The New York Times claims that the development of the US surveillance state goes a long way back into US history. In 1862, after President Abraham Lincoln appointed him secretary of war, Edwin M. Stanton penned a letter to the president requesting sweeping powers.Central to these powers were getting total control of the telegraph lines.
The idea was that by routing those lines through his office, Stanton would keep tabs on vast amounts of communication, journalistic, governmental and personal. At the time the telegraph was the Internet of its day and while the traffic was lighter, the fact that it was rerouted through a centralised office is pretty much how Prism works.
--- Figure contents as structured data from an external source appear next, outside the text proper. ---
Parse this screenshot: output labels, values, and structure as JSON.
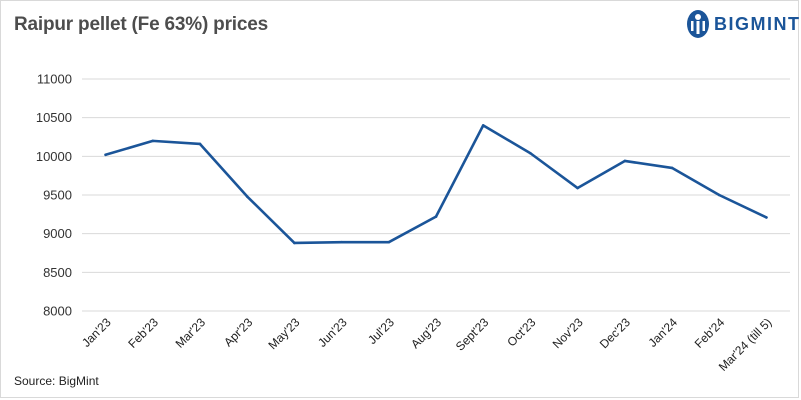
{
  "header": {
    "title": "Raipur pellet (Fe 63%) prices",
    "brand": "BIGMINT"
  },
  "footer": {
    "source": "Source: BigMint"
  },
  "colors": {
    "line": "#1b5599",
    "grid": "#d9d9d9",
    "title": "#4d4d4d"
  },
  "chart_data": {
    "type": "line",
    "title": "Raipur pellet (Fe 63%) prices",
    "xlabel": "",
    "ylabel": "",
    "ylim": [
      8000,
      11000
    ],
    "yticks": [
      8000,
      8500,
      9000,
      9500,
      10000,
      10500,
      11000
    ],
    "grid": true,
    "legend": "none",
    "categories": [
      "Jan'23",
      "Feb'23",
      "Mar'23",
      "Apr'23",
      "May'23",
      "Jun'23",
      "Jul'23",
      "Aug'23",
      "Sept'23",
      "Oct'23",
      "Nov'23",
      "Dec'23",
      "Jan'24",
      "Feb'24",
      "Mar'24 (till 5)"
    ],
    "series": [
      {
        "values": [
          10020,
          10200,
          10160,
          9480,
          8880,
          8890,
          8890,
          9220,
          10400,
          10040,
          9590,
          9940,
          9850,
          9500,
          9210
        ]
      }
    ]
  }
}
On the back of Stanton’s letter Lincoln scribbled his approval: “The Secretary of War has my authority to exercise his discretion in the matter within mentioned.” Stanton’s next move was to arrest dozens of newspapermen arrested on questionable charges. A reporter for The New York Herald, who had insisted that he be given news ahead of other reporters, was arrested as a spy.
Stanton’s office made his department the nexus of war information. He collected news from generals, telegraph operators and reporters. He used his power over the telegraphs to influence what journalists did or didn’t publish. It was not until 1862, the House Judiciary Committee looked at the question of “telegraphic censorship” and called for restraint.
But the sequence is pretty much history repeating itself. Use the justification of a war to centralise the information, spy on citizens, arrest the journalists or brand them traitors. The only down side is that a war on terror is always endless, whereas the civil war did eventually stop – well not in Alabama of course.